Avantium targets net-zero operations and shoots for fossil-free chemicals sector

Image: Avantium

Avantium has this week launched its ‘Chain Reaction 2030’ plan that revamps principles listed in a sustainability manifesto that the company published last year.

Chain Reaction 2030 commits the company to reach net-zero carbon emissions across its own operations in the next nine years. By 2025, Avantium will send zero non-hazardous waste to landfill or to be incinerated, and by 2023, all Avantium plants will have achieved ISO45001 certification.

Avantium’s chief executive Tom van Aken said: “Chain Reaction 2030 represents a deepening of our commitment to achieving a fossil-free chemical industry. It gives us a sense of urgency and guides our business to ultimately help transform our industry as a solution to the climate emergency.

“I look forward to working with parties interested in helping us achieve the vision of Chain Reaction, transforming the chemical industry for a world sustained by renewable technologies.”

The new plan also commits Avantium to ensure that its technologies deliver 1.5 million tonnes of carbon savings across the entire chemicals industry by 2030. That will be the same date that the company aims to become “fully circular” and procuring 100% of its feedstock for closed-loop polymers and chemistries from sustainable sources.

In addition, Avantium will ensure that all cases of advocacy and lobbying are aimed at creating a fossil-fuel-free and circular chemicals industry. As such, the company will work with students and the wider sector to try and deliver that aspiration by 2050 at the latest.

Chain reaction

The chemicals industry will need to become a key enabler if the world is to reach net-zero emissions. It has historically been one of the highest emitters in the UK, for example, with emissions reaching more than 18 million tonnes in recent years and accounting for more than 15% of UK industrial energy demand.

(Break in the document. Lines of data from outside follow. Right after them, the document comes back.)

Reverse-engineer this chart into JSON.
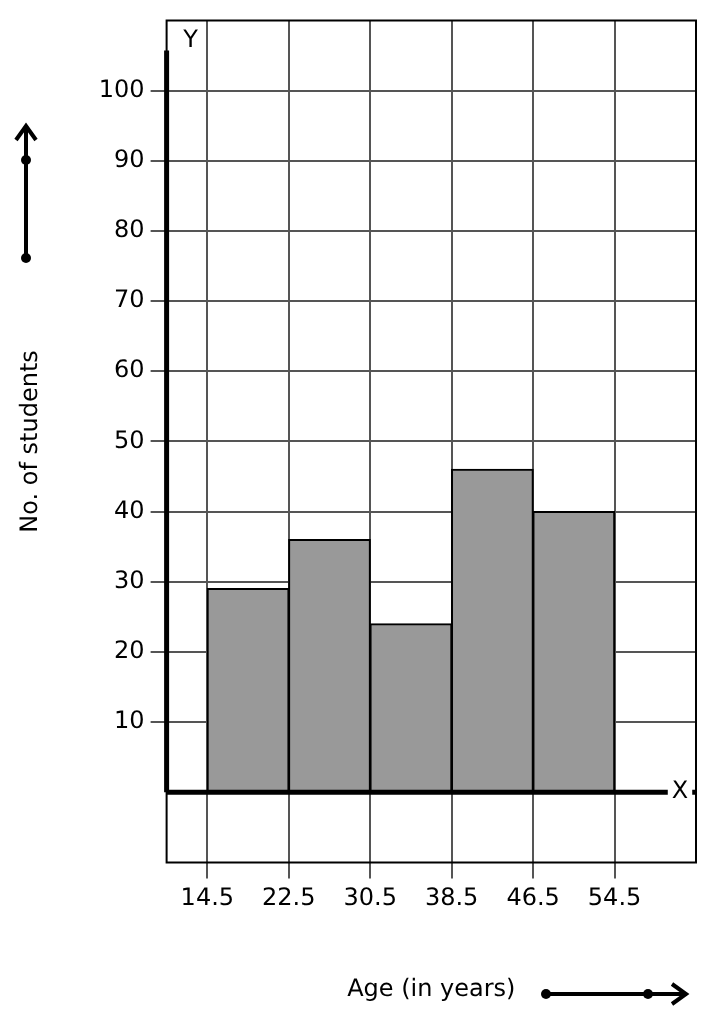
{
  "chart_data": {
    "type": "histogram",
    "xlabel": "Age (in years)",
    "ylabel": "No. of students",
    "bins": [
      14.5,
      22.5,
      30.5,
      38.5,
      46.5,
      54.5
    ],
    "values": [
      29,
      36,
      24,
      46,
      40
    ],
    "color": "#999999",
    "xlim": [
      10.5,
      62.5
    ],
    "xticks": [
      14.5,
      22.5,
      30.5,
      38.5,
      46.5,
      54.5
    ],
    "ylim": [
      -10,
      110
    ],
    "yticks": [
      10,
      20,
      30,
      40,
      50,
      60,
      70,
      80,
      90,
      100
    ],
    "grid": true,
    "annotations": [
      "X",
      "Y"
    ]
  }
}
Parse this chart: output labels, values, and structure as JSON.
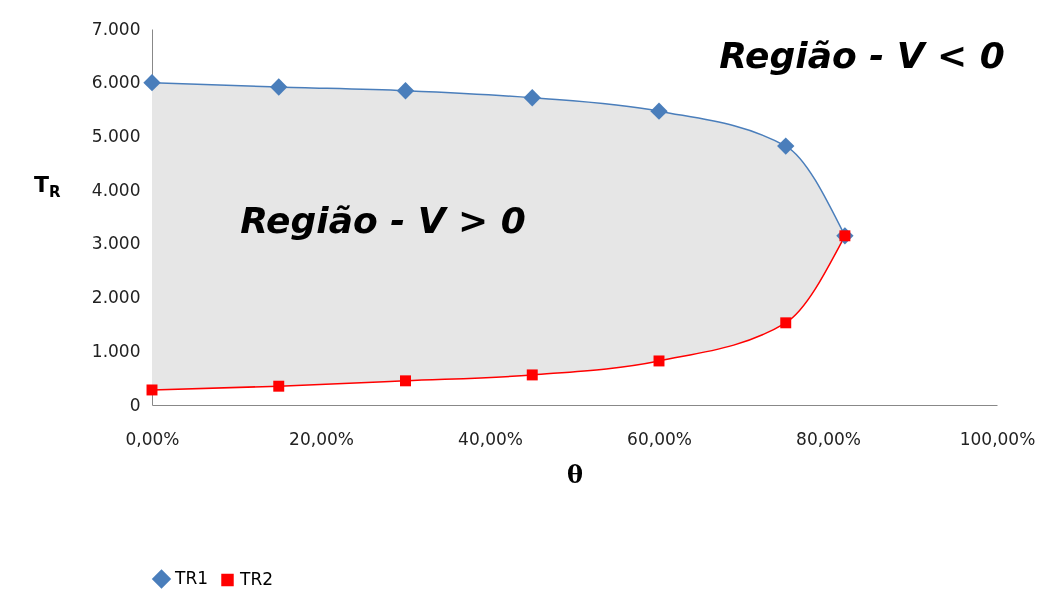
{
  "chart_data": {
    "type": "line",
    "xlabel": "θ",
    "ylabel": "T$_{R}$",
    "annotations": [
      "Região - V > 0",
      "Região - V < 0"
    ],
    "x": [
      0,
      15,
      30,
      45,
      60,
      75,
      82
    ],
    "series": [
      {
        "name": "TR1",
        "color": "#4a7ebb",
        "marker": "diamond",
        "values": [
          6000,
          5920,
          5850,
          5720,
          5470,
          4820,
          3150
        ],
        "lower": [
          280,
          350,
          450,
          560,
          820,
          1530,
          3150
        ],
        "upper": [
          6000,
          5920,
          5850,
          5720,
          5470,
          4820,
          3150
        ]
      },
      {
        "name": "TR2",
        "color": "#ff0000",
        "marker": "square",
        "values": [
          280,
          350,
          450,
          560,
          820,
          1530,
          3150
        ]
      }
    ],
    "xlim": [
      0,
      100
    ],
    "xticks": [
      {
        "value": 0,
        "label": "0,00%"
      },
      {
        "value": 20,
        "label": "20,00%"
      },
      {
        "value": 40,
        "label": "40,00%"
      },
      {
        "value": 60,
        "label": "60,00%"
      },
      {
        "value": 80,
        "label": "80,00%"
      },
      {
        "value": 100,
        "label": "100,00%"
      }
    ],
    "ylim": [
      0,
      7000
    ],
    "yticks": [
      0,
      {
        "value": 1000,
        "label": "1.000"
      },
      {
        "value": 2000,
        "label": "2.000"
      },
      {
        "value": 3000,
        "label": "3.000"
      },
      {
        "value": 4000,
        "label": "4.000"
      },
      {
        "value": 5000,
        "label": "5.000"
      },
      {
        "value": 6000,
        "label": "6.000"
      },
      {
        "value": 7000,
        "label": "7.000"
      }
    ],
    "grid": false,
    "legend": "bottom"
  }
}
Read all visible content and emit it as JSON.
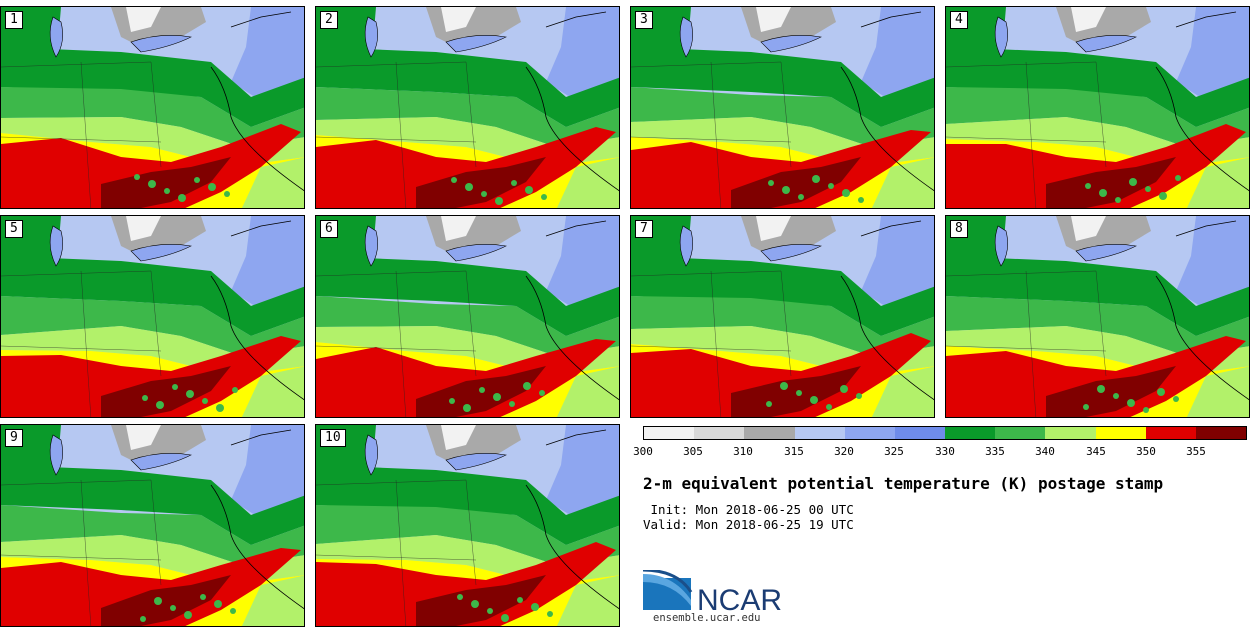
{
  "panels": [
    {
      "member": "1"
    },
    {
      "member": "2"
    },
    {
      "member": "3"
    },
    {
      "member": "4"
    },
    {
      "member": "5"
    },
    {
      "member": "6"
    },
    {
      "member": "7"
    },
    {
      "member": "8"
    },
    {
      "member": "9"
    },
    {
      "member": "10"
    }
  ],
  "colorbar": {
    "colors": [
      "#f2f2f2",
      "#d9d9d9",
      "#a9a9a9",
      "#b6c8f2",
      "#8ea6f0",
      "#6f8cea",
      "#0a9a2a",
      "#3db84a",
      "#b2f16a",
      "#ffff00",
      "#e00000",
      "#800000"
    ],
    "ticks": [
      "300",
      "305",
      "310",
      "315",
      "320",
      "325",
      "330",
      "335",
      "340",
      "345",
      "350",
      "355"
    ]
  },
  "title": "2-m equivalent potential temperature (K) postage stamp",
  "init_line": " Init: Mon 2018-06-25 00 UTC",
  "valid_line": "Valid: Mon 2018-06-25 19 UTC",
  "logo": {
    "text": "NCAR",
    "url": "ensemble.ucar.edu"
  }
}
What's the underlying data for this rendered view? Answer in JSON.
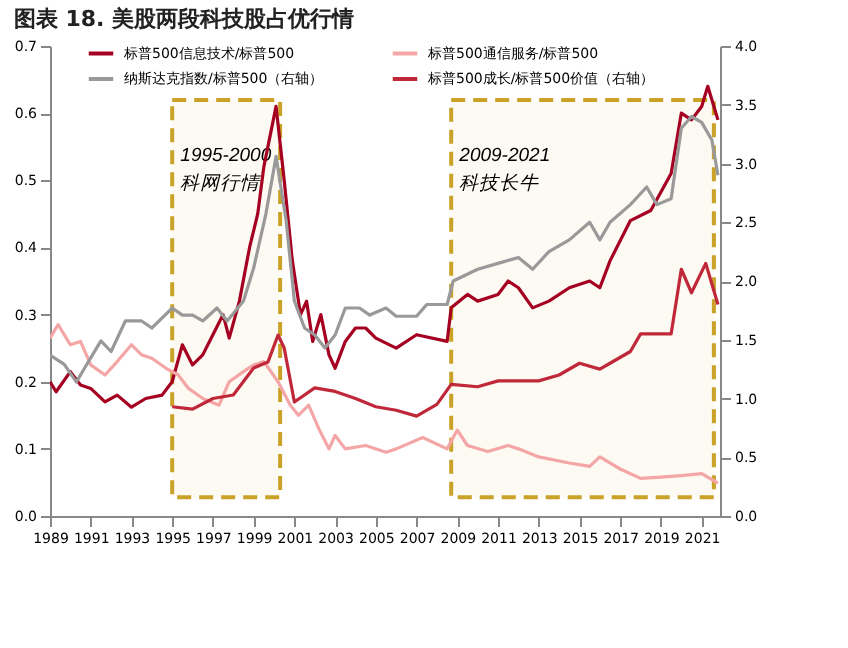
{
  "chart_data": {
    "type": "line",
    "title": "图表 18. 美股两段科技股占优行情",
    "xlim": [
      1989,
      2021.9
    ],
    "xticks": [
      1989,
      1991,
      1993,
      1995,
      1997,
      1999,
      2001,
      2003,
      2005,
      2007,
      2009,
      2011,
      2013,
      2015,
      2017,
      2019,
      2021
    ],
    "ylim": [
      0,
      0.7
    ],
    "yticks": [
      {
        "value": 0,
        "label": "0.0"
      },
      0.1,
      0.2,
      0.3,
      0.4,
      0.5,
      0.6,
      0.7
    ],
    "y2lim": [
      0,
      4.0
    ],
    "y2ticks": [
      {
        "value": 0,
        "label": "0.0"
      },
      0.5,
      {
        "value": 1,
        "label": "1.0"
      },
      1.5,
      {
        "value": 2,
        "label": "2.0"
      },
      2.5,
      {
        "value": 3,
        "label": "3.0"
      },
      3.5,
      {
        "value": 4,
        "label": "4.0"
      }
    ],
    "legend": "top",
    "grid": false,
    "marker": "none",
    "line_style": "solid",
    "bands": [
      {
        "axis": "x",
        "from": 1995,
        "to": 2000.3,
        "label": "1995-2000 科网行情",
        "color": "#c9a227"
      },
      {
        "axis": "x",
        "from": 2008.7,
        "to": 2021.6,
        "label": "2009-2021 科技长牛",
        "color": "#c9a227"
      }
    ],
    "series": [
      {
        "name": "标普500信息技术/标普500",
        "color": "#a50021",
        "x": [
          1989,
          1989.3,
          1990,
          1990.5,
          1991,
          1991.7,
          1992.3,
          1993,
          1993.7,
          1994.5,
          1995,
          1995.5,
          1996,
          1996.5,
          1997,
          1997.5,
          1997.8,
          1998.3,
          1998.8,
          1999.2,
          1999.5,
          2000.1,
          2000.5,
          2000.9,
          2001.3,
          2001.6,
          2001.9,
          2002.3,
          2002.7,
          2003,
          2003.5,
          2004,
          2004.5,
          2005,
          2006,
          2007,
          2008.5,
          2008.7,
          2009.5,
          2010,
          2011,
          2011.5,
          2012,
          2012.7,
          2013.5,
          2014.5,
          2015.5,
          2016,
          2016.5,
          2017.5,
          2018.5,
          2019.5,
          2020,
          2020.5,
          2021,
          2021.3,
          2021.8
        ],
        "values": [
          0.2,
          0.185,
          0.215,
          0.195,
          0.19,
          0.17,
          0.18,
          0.162,
          0.175,
          0.18,
          0.2,
          0.255,
          0.225,
          0.24,
          0.27,
          0.3,
          0.265,
          0.32,
          0.4,
          0.45,
          0.52,
          0.61,
          0.5,
          0.38,
          0.3,
          0.32,
          0.26,
          0.3,
          0.24,
          0.22,
          0.26,
          0.28,
          0.28,
          0.265,
          0.25,
          0.27,
          0.26,
          0.31,
          0.33,
          0.32,
          0.33,
          0.35,
          0.34,
          0.31,
          0.32,
          0.34,
          0.35,
          0.34,
          0.38,
          0.44,
          0.455,
          0.51,
          0.6,
          0.59,
          0.61,
          0.64,
          0.59
        ]
      },
      {
        "name": "标普500通信服务/标普500",
        "color": "#f4a6a6",
        "x": [
          1989,
          1989.4,
          1990,
          1990.5,
          1991,
          1991.7,
          1992.3,
          1993,
          1993.5,
          1994,
          1994.7,
          1995.3,
          1995.8,
          1996.5,
          1997.3,
          1997.8,
          1998.5,
          1999,
          1999.5,
          2000.2,
          2000.8,
          2001.2,
          2001.7,
          2002.2,
          2002.7,
          2003,
          2003.5,
          2004.5,
          2005.5,
          2006,
          2007.3,
          2008.5,
          2009,
          2009.5,
          2010.5,
          2011.5,
          2012,
          2013,
          2014.5,
          2015.5,
          2016,
          2017,
          2018,
          2019,
          2020,
          2021,
          2021.8
        ],
        "values": [
          0.265,
          0.285,
          0.255,
          0.26,
          0.225,
          0.21,
          0.23,
          0.255,
          0.24,
          0.235,
          0.22,
          0.21,
          0.19,
          0.175,
          0.165,
          0.2,
          0.215,
          0.225,
          0.23,
          0.2,
          0.165,
          0.15,
          0.165,
          0.13,
          0.1,
          0.12,
          0.1,
          0.105,
          0.095,
          0.1,
          0.117,
          0.1,
          0.128,
          0.105,
          0.096,
          0.105,
          0.1,
          0.088,
          0.079,
          0.074,
          0.088,
          0.07,
          0.056,
          0.058,
          0.06,
          0.063,
          0.049
        ]
      },
      {
        "name": "纳斯达克指数/标普500（右轴）",
        "color": "#999999",
        "axis": "y2",
        "x": [
          1989,
          1989.7,
          1990.3,
          1990.7,
          1991.5,
          1992,
          1992.7,
          1993.5,
          1994,
          1995,
          1995.5,
          1996,
          1996.5,
          1997.2,
          1997.7,
          1998.5,
          1999,
          1999.6,
          2000.1,
          2000.6,
          2001,
          2001.5,
          2002,
          2002.5,
          2003,
          2003.5,
          2004.2,
          2004.7,
          2005.5,
          2006,
          2007,
          2007.5,
          2008.5,
          2008.8,
          2010,
          2011,
          2012,
          2012.7,
          2013.5,
          2014.5,
          2015.5,
          2016,
          2016.5,
          2017.5,
          2018.3,
          2018.8,
          2019.5,
          2020,
          2020.5,
          2021,
          2021.5,
          2021.8
        ],
        "values": [
          1.37,
          1.29,
          1.14,
          1.26,
          1.49,
          1.4,
          1.66,
          1.66,
          1.6,
          1.77,
          1.71,
          1.71,
          1.66,
          1.77,
          1.66,
          1.83,
          2.11,
          2.57,
          3.06,
          2.51,
          1.83,
          1.6,
          1.54,
          1.43,
          1.54,
          1.77,
          1.77,
          1.71,
          1.77,
          1.7,
          1.7,
          1.8,
          1.8,
          2.0,
          2.1,
          2.15,
          2.2,
          2.1,
          2.25,
          2.35,
          2.5,
          2.35,
          2.5,
          2.65,
          2.8,
          2.65,
          2.7,
          3.3,
          3.4,
          3.35,
          3.2,
          2.9
        ]
      },
      {
        "name": "标普500成长/标普500价值（右轴）",
        "color": "#c0283a",
        "axis": "y2",
        "x": [
          1995,
          1996,
          1997,
          1998,
          1999,
          1999.7,
          2000.2,
          2000.5,
          2001,
          2002,
          2003,
          2004,
          2005,
          2006,
          2007,
          2008,
          2008.7,
          2010,
          2011,
          2012,
          2013,
          2014,
          2015,
          2016,
          2016.5,
          2017.5,
          2018,
          2018.5,
          2019.5,
          2020,
          2020.5,
          2021.2,
          2021.8
        ],
        "values": [
          0.93,
          0.91,
          1.0,
          1.03,
          1.26,
          1.31,
          1.54,
          1.43,
          0.97,
          1.09,
          1.06,
          1.0,
          0.93,
          0.9,
          0.85,
          0.95,
          1.12,
          1.1,
          1.15,
          1.15,
          1.15,
          1.2,
          1.3,
          1.25,
          1.3,
          1.4,
          1.55,
          1.55,
          1.55,
          2.1,
          1.9,
          2.15,
          1.8
        ]
      }
    ]
  }
}
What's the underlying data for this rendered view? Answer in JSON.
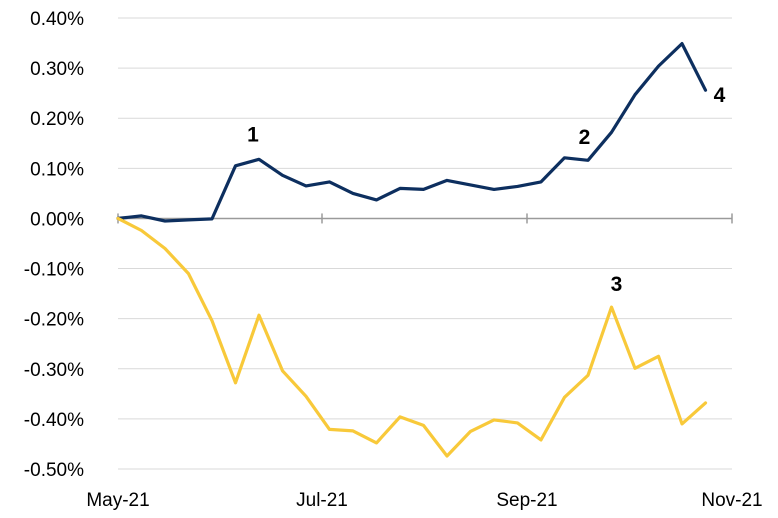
{
  "chart_data": {
    "type": "line",
    "title": "",
    "xlabel": "",
    "ylabel": "",
    "x_ticks": [
      "May-21",
      "Jul-21",
      "Sep-21",
      "Nov-21"
    ],
    "y_ticks": [
      "0.40%",
      "0.30%",
      "0.20%",
      "0.10%",
      "0.00%",
      "-0.10%",
      "-0.20%",
      "-0.30%",
      "-0.40%",
      "-0.50%"
    ],
    "ylim": [
      -0.5,
      0.4
    ],
    "grid": "horizontal",
    "series": [
      {
        "color": "#0d2f5f",
        "values": [
          0.0,
          0.005,
          -0.005,
          -0.003,
          -0.001,
          0.105,
          0.118,
          0.086,
          0.065,
          0.073,
          0.05,
          0.037,
          0.06,
          0.058,
          0.076,
          0.067,
          0.058,
          0.064,
          0.073,
          0.121,
          0.116,
          0.172,
          0.247,
          0.304,
          0.349,
          0.256
        ]
      },
      {
        "color": "#f8c93a",
        "values": [
          0.0,
          -0.024,
          -0.06,
          -0.11,
          -0.204,
          -0.328,
          -0.193,
          -0.304,
          -0.355,
          -0.421,
          -0.424,
          -0.448,
          -0.396,
          -0.413,
          -0.474,
          -0.425,
          -0.402,
          -0.408,
          -0.442,
          -0.357,
          -0.313,
          -0.177,
          -0.299,
          -0.275,
          -0.41,
          -0.368
        ]
      }
    ],
    "annotations": [
      {
        "text": "1",
        "series": 0,
        "index": 6
      },
      {
        "text": "2",
        "series": 0,
        "index": 19
      },
      {
        "text": "3",
        "series": 1,
        "index": 21
      },
      {
        "text": "4",
        "series": 0,
        "index": 25
      }
    ]
  }
}
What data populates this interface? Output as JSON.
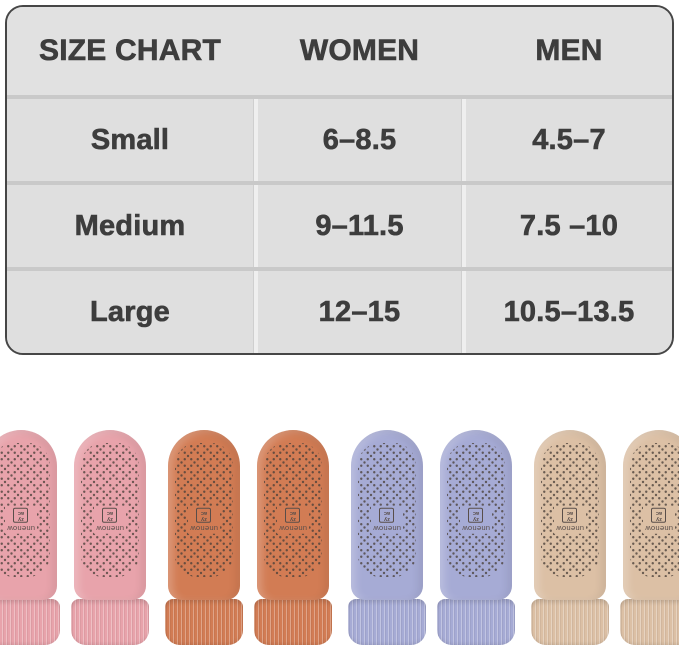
{
  "table": {
    "headers": [
      "SIZE CHART",
      "WOMEN",
      "MEN"
    ],
    "rows": [
      {
        "size": "Small",
        "women": "6–8.5",
        "men": "4.5–7"
      },
      {
        "size": "Medium",
        "women": "9–11.5",
        "men": "7.5 –10"
      },
      {
        "size": "Large",
        "women": "12–15",
        "men": "10.5–13.5"
      }
    ],
    "colors": {
      "border": "#464646",
      "header_bg": "#e1e1e1",
      "row_bg": "#dfdfdf",
      "text": "#3d3d3d"
    }
  },
  "socks": {
    "brand_label": "unenow",
    "logo_mark_rows": [
      "zy",
      "ac"
    ],
    "dot_color": "#4a403a",
    "pairs": [
      {
        "color_name": "pink",
        "hex": "#e8a3ab"
      },
      {
        "color_name": "rust-orange",
        "hex": "#d27c54"
      },
      {
        "color_name": "lavender",
        "hex": "#a6abd5"
      },
      {
        "color_name": "beige",
        "hex": "#dcc0a5"
      }
    ]
  }
}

However, many chemical plants are located in key industrial clusters that the UK Government is aiming to decarbonise.

Equinor, for example, has unveiled plans to develop the world’s largest plant capable of converting natural gas to hydrogen in combination with carbon capture and storage (CCUS), as part of the zero-carbon industrial hub located in the Humber region.

The plan will enable industrial sector organisations located in the park to switch to hydrogen to reduce emissions. A power plant located in the chemicals park will also move to a 30% hydrogen to natural gas blend of source power. Emissions from the park are expected to be reduced by around 90,000 tonnes of CO2 annually.

Elsewhere, businesses including Siemens and Tata Europe’s chemicals arm have agreed to back plans for a net-zero industrial cluster in North West England.

And at a supply level, the chemicals industry is involving itself with innovative projects to combat plastics pollution. Some companies are turning to chemical recycling for plastics, for example, while others are supplying major consumer goods firms with bio-based alternatives to products and materials.